La señora Fe, encargada de vigilar a las trabajadoras, un día que nos vio a Lucila y a mí jugando con aquellas dizque muñecas –que no pasaban de ser simples bultitos– nos aconsejó que con un lápiz les dibujáramos una carita y que les pusiéramos nombres para hacerlas más reales.
Volví a pensar en todo eso porque leí en un periódico la noticia de que hace tres años se había inaugurado el primer Ministerio de la Soledad en el Reino Unido. Eran dos sus objetivos principales. Por una parte, ofrecer soluciones a los muchos problemas mentales derivados del aislamiento y el desamparo en que se encuentran miles de ancianos; por la otra, proporcionarles estímulos que despertaran su optimismo, su interés por recrearse con cada momento de la vida sin pensar en su término.
III
Creo que Lucila y yo fuimos precursoras del Ministerio de la Soledad desde que empezamos a acompañarnos con nuestras muñecas de trapo y adoptamos la costumbre de ponerles también nombre a los pocos objetos que había en nuestro cuarto. Estaba en la azotea.

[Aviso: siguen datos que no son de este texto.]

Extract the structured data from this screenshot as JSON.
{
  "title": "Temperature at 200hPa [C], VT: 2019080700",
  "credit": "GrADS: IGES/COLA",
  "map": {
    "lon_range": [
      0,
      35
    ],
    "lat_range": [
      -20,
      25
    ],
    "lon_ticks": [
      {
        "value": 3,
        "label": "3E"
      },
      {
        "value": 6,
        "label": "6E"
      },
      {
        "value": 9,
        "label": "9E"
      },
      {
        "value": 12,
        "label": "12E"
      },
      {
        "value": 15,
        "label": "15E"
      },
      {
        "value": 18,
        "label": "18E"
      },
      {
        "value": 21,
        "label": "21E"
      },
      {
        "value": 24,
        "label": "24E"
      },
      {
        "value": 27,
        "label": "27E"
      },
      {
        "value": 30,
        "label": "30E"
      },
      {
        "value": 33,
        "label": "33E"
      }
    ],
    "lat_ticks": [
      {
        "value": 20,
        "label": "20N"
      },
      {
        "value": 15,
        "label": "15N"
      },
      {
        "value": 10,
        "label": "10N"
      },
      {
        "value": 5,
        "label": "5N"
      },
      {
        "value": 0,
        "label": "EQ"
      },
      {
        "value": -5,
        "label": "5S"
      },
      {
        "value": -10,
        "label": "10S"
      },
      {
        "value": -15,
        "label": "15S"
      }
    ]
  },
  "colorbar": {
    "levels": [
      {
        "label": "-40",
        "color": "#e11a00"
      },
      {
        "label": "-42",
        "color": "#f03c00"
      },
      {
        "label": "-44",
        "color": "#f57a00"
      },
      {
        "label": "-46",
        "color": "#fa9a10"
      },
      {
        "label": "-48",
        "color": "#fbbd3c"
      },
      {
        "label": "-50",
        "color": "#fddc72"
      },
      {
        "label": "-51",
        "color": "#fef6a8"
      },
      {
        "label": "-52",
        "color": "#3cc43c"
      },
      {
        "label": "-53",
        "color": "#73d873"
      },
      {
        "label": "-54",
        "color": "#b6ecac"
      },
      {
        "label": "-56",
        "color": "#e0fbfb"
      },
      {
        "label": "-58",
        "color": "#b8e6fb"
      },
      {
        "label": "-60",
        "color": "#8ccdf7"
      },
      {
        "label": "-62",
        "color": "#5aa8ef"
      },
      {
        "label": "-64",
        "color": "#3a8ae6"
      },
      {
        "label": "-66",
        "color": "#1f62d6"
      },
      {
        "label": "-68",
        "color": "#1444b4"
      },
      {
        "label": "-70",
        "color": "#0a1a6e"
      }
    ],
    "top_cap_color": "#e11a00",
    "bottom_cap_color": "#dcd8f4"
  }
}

Desde allí podíamos mirar en los amaneceres las cúpulas de las iglesias y por la noche las luces de la ciudad. Vivir allí también tenía algunos inconvenientes, entre otros oír a todas horas los motores de las máquinas que funcionaban en el taller.
Después de accidente (del que ya te hablé y no voy a repetirlo) Lucila y yo quedamos en una situación muy difícil. No sé qué habría sido de nosotras sin mi madrina Rosario. Ella fue quien nos llevó a vivir al cuarto de azotea. (Aunque no lo dijo, creo que no quiso alojarnos en su departamento para que no corriéramos peligro con sus cinco hijos, bastante mayores.) Además, pagaba una parte de nuestros gastos y nosotras cubríamos la otra con lo que sacábamos vendiendo toda clase de mercancías menudas: estropajos, limones, trapos de cocina y los mejores retazos que nos obsequiaban en el taller, pero siempre apartábamos algunos para confeccionar nuestras muñecas. Llegaron a ser muchas, suficientes para ocupar los huecos dejados por los ausentes.
IV
Digamos que reabrí el Ministerio de la Soledad a partir de que llegó la pandemia y se hizo necesario el confinamiento. Además de las posibilidades que me brinda la computadora, tengo contacto real y directo, aunque muy breve, nada más con los repartidores que me traen lo que necesito. Cuando se van quedo rodeada sólo de objetos. Les he puesto nombre y me dirijo a ellos como si fueran personas que me escuchan interesadas y pacientes. Sé que este hábito es una locura pero, mientras funcione, no pienso descartarlo.
Todos mis días son iguales, tanto que a veces me confundo y no sé si estoy viviendo en jueves o en domingo. Para no extraviarme en esa especie de neblina, me impongo horarios y tareas. Ahora estoy ocupada en ampliar mi método para combatir la soledad. Cuando sienta que está completo, lo enviaré al Ministerio en el Reino Unido. Tal vez mis modestas sugerencias puedan sumarse a las medidas ya existentes para ayudar a la numerosa población de ancianos que han perdido familia y amigos, se ven condenados a la inactividad y a la miseria. Supongo, querido Tomás, que oprimidos por esas gravosas circunstancias, muchos viejos pasan el tiempo que les queda por vivir estacionados en los andenes de su última estación, esperando la llegada de la muerte.